Guest editorial: Was the legislature hoodwinked by school officials on Act 46?

I am distressed by the proposals for school closings in Addison County. The Legislature’s Education Committees took many weeks of testimony over a six-year period regarding how we move forward as a state in providing quality education for Vermont children in a way that taxpayers could afford.

As the chairman of the House Education Committee during those years, here’s what we heard:

•  Testimony from principals and the Principals Association told the committees that the principal’s job would become much easier and that they would be better able to address the educational needs of their students if we consolidated school governance and administration.

•  Testimony from superintendents and the Superintendents Association told the committees that they could be much more efficient in delivering educational services to their children because of the flexibility in the use of staff members and far less bureaucratic paperwork associated with multiple workforce budgets and other issues. Those administrative costs could be substantially reduced in order to mitigate the pupil costs increasing due to loss of students, if we consolidated school governance and administration.

•  Testimony from business managers and the Business Managers Association told the committees that financial management costs would be greatly reduced (by 30 million dollars statewide) with the simplified bookkeeping costs associated with keeping track of spending for one larger district rather than several small school districts, if we consolidated school governance and administration.

•  Testimony from curriculum directors told the committee that they would be much better able to design and implement school curriculum that met the needs of their students in an equitable manner to raise the educational achievement of all students, if we consolidated school governance and administration.

•  Testimony from school board members and the School Boards Association told the committees that small schools would be better able to survive and thrive in a larger integrated school district, if we consolidated school governance and administration.

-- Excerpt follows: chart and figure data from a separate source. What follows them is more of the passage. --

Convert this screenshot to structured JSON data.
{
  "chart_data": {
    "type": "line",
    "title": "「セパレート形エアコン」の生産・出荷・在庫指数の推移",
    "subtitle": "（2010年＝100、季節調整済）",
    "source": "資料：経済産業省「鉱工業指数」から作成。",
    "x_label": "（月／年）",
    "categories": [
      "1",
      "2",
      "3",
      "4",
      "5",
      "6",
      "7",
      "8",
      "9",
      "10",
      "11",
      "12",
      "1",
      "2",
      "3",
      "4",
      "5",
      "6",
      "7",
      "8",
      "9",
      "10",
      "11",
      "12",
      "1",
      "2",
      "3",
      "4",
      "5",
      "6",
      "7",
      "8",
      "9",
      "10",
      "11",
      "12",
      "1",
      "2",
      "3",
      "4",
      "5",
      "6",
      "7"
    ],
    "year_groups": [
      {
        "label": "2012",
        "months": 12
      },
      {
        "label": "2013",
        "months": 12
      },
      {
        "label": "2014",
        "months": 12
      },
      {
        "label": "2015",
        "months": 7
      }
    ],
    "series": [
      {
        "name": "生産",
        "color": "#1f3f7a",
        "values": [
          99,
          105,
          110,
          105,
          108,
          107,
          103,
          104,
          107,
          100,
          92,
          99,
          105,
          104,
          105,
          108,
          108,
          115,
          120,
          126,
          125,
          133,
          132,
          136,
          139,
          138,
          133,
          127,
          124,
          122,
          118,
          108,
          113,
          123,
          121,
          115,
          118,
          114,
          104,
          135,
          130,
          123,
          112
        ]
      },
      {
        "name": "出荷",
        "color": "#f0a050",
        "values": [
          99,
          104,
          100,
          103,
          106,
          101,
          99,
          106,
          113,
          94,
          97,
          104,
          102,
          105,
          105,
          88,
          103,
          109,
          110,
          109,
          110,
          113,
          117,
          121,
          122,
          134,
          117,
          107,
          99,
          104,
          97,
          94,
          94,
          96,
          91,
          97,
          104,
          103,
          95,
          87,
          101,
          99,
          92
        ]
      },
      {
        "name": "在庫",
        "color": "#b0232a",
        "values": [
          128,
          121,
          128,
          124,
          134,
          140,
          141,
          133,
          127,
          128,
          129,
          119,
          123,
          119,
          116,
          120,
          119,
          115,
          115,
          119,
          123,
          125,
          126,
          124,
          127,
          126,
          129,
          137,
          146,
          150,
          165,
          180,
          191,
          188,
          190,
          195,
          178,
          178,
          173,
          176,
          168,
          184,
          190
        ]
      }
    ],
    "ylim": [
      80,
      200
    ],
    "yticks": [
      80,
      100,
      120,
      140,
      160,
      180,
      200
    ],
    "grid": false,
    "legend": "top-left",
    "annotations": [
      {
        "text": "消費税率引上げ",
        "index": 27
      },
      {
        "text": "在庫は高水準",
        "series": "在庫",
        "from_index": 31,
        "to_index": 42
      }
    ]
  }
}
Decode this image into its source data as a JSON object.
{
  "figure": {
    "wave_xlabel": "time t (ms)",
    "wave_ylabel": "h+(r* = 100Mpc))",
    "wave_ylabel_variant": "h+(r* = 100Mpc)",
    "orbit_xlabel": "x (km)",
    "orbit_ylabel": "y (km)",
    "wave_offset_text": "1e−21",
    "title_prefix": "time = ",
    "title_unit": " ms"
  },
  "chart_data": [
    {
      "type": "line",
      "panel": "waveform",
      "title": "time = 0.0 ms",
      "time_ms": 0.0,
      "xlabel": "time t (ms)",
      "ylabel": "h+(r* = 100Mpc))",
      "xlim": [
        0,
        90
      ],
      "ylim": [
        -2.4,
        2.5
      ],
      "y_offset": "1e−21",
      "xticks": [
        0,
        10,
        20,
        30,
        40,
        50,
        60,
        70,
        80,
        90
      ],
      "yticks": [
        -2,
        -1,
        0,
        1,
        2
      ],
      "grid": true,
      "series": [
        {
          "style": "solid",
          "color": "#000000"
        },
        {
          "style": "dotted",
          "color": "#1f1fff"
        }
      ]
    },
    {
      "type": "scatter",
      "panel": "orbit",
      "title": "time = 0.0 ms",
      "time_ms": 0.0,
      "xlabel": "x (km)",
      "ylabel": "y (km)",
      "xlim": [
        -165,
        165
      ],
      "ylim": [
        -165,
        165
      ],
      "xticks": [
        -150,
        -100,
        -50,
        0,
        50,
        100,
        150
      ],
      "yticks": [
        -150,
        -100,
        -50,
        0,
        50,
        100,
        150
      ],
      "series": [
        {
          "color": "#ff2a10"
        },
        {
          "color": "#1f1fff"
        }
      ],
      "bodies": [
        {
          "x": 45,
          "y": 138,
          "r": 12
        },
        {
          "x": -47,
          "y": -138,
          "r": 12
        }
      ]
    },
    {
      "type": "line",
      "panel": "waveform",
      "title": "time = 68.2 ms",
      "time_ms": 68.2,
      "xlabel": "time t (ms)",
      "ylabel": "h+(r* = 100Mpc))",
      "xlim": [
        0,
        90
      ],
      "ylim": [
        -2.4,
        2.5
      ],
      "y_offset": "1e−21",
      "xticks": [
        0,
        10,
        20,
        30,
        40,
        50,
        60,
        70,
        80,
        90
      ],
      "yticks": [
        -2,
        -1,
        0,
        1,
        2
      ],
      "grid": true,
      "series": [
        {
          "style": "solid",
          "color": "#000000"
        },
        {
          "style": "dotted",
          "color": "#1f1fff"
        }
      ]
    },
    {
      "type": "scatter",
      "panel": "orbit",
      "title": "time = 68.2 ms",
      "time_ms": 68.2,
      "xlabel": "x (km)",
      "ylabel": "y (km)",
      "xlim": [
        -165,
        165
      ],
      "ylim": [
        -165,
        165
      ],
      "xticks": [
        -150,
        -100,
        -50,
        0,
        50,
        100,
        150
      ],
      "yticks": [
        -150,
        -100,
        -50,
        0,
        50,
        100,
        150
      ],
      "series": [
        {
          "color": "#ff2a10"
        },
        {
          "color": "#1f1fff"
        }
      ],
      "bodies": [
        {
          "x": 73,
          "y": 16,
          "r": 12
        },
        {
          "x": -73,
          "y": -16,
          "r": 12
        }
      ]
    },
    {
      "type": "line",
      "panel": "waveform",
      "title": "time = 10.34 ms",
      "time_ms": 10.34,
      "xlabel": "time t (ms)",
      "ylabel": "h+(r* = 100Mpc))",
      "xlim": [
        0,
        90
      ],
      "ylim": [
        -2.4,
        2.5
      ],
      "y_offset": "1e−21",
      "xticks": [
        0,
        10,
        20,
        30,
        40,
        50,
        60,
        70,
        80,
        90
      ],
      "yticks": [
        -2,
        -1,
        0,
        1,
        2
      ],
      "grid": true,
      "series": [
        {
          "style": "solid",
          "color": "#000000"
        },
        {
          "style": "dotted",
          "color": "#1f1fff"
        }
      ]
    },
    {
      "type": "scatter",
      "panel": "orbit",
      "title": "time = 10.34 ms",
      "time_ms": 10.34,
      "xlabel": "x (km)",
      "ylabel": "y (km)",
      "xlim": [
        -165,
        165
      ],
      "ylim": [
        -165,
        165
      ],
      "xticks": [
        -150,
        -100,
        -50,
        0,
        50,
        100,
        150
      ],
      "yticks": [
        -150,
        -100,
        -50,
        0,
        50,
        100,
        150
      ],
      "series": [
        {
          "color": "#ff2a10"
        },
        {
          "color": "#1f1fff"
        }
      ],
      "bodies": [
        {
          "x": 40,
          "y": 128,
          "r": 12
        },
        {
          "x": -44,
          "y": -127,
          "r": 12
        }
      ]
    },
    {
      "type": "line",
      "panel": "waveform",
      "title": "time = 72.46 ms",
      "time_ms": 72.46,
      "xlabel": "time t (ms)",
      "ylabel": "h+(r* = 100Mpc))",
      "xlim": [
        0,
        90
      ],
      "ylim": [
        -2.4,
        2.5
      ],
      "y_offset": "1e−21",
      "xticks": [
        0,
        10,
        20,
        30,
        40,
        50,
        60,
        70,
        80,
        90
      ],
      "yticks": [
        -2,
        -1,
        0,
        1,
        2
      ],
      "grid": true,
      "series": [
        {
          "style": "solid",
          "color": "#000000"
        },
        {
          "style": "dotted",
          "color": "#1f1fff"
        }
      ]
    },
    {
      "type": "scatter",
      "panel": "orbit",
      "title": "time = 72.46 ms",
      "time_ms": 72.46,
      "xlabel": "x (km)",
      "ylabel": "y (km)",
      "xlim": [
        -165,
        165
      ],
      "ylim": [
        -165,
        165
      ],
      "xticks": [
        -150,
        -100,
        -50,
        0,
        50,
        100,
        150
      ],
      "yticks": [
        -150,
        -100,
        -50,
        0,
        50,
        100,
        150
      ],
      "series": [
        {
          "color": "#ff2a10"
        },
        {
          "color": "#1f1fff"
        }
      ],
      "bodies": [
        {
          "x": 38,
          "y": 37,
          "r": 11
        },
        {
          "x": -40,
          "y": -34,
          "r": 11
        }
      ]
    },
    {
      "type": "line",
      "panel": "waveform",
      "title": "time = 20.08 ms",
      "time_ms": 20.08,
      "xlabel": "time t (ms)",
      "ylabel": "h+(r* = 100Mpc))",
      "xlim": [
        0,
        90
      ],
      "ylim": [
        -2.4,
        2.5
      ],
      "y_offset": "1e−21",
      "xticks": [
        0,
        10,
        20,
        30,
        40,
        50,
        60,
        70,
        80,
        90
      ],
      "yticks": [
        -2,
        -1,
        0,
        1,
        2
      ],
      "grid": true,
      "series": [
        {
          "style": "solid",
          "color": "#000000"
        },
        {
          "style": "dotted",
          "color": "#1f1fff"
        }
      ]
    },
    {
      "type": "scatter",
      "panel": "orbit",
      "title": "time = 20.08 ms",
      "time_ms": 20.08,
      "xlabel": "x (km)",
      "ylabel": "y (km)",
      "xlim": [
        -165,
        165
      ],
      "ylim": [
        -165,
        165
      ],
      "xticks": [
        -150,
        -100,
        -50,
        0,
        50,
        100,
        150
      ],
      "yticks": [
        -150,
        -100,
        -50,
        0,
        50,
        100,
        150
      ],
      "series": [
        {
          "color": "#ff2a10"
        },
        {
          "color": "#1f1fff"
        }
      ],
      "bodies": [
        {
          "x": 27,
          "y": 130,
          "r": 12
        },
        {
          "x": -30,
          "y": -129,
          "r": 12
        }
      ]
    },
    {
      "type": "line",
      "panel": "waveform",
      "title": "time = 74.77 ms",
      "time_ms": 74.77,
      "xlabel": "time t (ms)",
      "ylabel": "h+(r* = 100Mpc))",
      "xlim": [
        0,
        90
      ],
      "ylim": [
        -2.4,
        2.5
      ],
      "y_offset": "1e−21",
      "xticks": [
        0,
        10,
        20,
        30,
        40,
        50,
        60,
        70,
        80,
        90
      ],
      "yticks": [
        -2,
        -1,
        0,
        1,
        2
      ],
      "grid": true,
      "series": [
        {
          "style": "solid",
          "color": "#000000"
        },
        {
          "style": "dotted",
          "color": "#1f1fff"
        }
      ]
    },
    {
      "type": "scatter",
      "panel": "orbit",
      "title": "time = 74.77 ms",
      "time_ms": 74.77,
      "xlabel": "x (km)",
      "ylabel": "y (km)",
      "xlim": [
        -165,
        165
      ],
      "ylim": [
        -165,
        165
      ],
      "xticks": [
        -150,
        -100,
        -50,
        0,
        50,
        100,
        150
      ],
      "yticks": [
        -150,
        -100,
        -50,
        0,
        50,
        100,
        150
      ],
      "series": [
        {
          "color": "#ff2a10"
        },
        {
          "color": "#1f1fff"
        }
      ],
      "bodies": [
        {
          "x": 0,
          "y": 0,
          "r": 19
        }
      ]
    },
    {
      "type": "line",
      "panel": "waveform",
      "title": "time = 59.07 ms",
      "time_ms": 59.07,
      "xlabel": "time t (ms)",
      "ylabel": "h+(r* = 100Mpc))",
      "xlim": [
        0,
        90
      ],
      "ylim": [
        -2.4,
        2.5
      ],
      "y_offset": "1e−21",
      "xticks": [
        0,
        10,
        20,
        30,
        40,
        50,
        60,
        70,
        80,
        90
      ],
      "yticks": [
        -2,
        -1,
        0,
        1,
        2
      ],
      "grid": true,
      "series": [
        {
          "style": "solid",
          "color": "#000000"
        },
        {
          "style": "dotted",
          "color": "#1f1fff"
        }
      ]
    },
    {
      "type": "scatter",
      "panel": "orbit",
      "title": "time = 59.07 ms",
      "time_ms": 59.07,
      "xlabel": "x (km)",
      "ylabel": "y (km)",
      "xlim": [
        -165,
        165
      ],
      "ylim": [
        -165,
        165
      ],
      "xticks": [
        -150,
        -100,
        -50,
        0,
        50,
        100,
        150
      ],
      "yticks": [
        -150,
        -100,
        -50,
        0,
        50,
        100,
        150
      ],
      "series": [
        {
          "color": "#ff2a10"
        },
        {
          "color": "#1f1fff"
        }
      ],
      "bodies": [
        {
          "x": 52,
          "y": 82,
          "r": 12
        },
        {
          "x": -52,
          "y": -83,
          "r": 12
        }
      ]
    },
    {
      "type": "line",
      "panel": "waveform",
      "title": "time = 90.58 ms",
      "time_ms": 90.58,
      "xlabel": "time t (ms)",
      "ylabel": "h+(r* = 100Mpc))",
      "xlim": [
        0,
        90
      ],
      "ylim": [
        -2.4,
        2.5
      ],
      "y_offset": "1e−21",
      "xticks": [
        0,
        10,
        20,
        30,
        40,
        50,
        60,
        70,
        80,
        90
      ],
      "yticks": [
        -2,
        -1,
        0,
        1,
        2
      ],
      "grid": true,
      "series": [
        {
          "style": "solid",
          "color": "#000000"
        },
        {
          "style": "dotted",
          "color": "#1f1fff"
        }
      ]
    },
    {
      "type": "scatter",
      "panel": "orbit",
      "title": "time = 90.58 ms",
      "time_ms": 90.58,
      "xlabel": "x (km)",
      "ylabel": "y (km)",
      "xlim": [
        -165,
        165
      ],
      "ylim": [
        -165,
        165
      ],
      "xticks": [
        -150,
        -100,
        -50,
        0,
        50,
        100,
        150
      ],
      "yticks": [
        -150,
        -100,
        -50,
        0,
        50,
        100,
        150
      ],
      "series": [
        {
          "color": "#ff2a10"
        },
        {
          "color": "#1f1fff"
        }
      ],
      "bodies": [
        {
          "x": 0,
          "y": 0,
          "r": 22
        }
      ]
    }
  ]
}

With all this testimony the legislature, in concert with two governors each from a different party and overwhelming vote of legislators from all parties and the Agency of Education, passed and put into place a plan to get most of Vermont school districts to a goal of 900 students.

Now, several years into implementing the plan in Addison County, we have not seen the promised reduction in administrative staff in school buildings or in the superintendent’s offices. What we are seeing instead are proposals to close community schools against the specific intent of the legislation and the wisdom of many community members.

Were we hoodwinked into permitting a power grab by superintendents and school administrators? Or do voters need to continue to speak up and help design the kind of integrated school districts envisioned by the Legislature and what is best for the children in our communities?

Let us keep in mind every day that our children are our greatest resource and the school budgets need to be affordable by taxpayers.

MOUNT ABE BUDGET

I have had much difficulty disassembling the MAUSD school district budget and understanding the proposed budget for 2020. This is what I think I found and this is certainly subject to correction, if I’m mistaken. Student population has decreased by 66 students over the past two years. There is a commitment to no reduction of staff and the administration budget has increased.

Perhaps the biggest challenge is our students who are eligible for free and reduced lunch (FRL), who are the students most costly to educate. While the Mount Abe school district has close to 45 percent free and reduced price lunch students, the district just north of us in Chittenden County has a 5 percent FRL student population. There is a pupil-weighting factor in place, but I don’t think it even comes close to meeting the additional needs of lower income rural Vermont students.

Because of this inequity between districts one solution might be for the legislature to change the per-pupil weighting formula so that more resources ($) are directed to districts with a higher percentage of students eligible for free or reduced price lunches.

However, I’m not sure pleas to change funding will find any traction in Montpelier until we have done our best in our Addison County communities to meet the challenges of larger integrated districts.

David Sharpe is a former state representative from Bristol, who served on the House Education Committee for several years, including as Committee Chairman.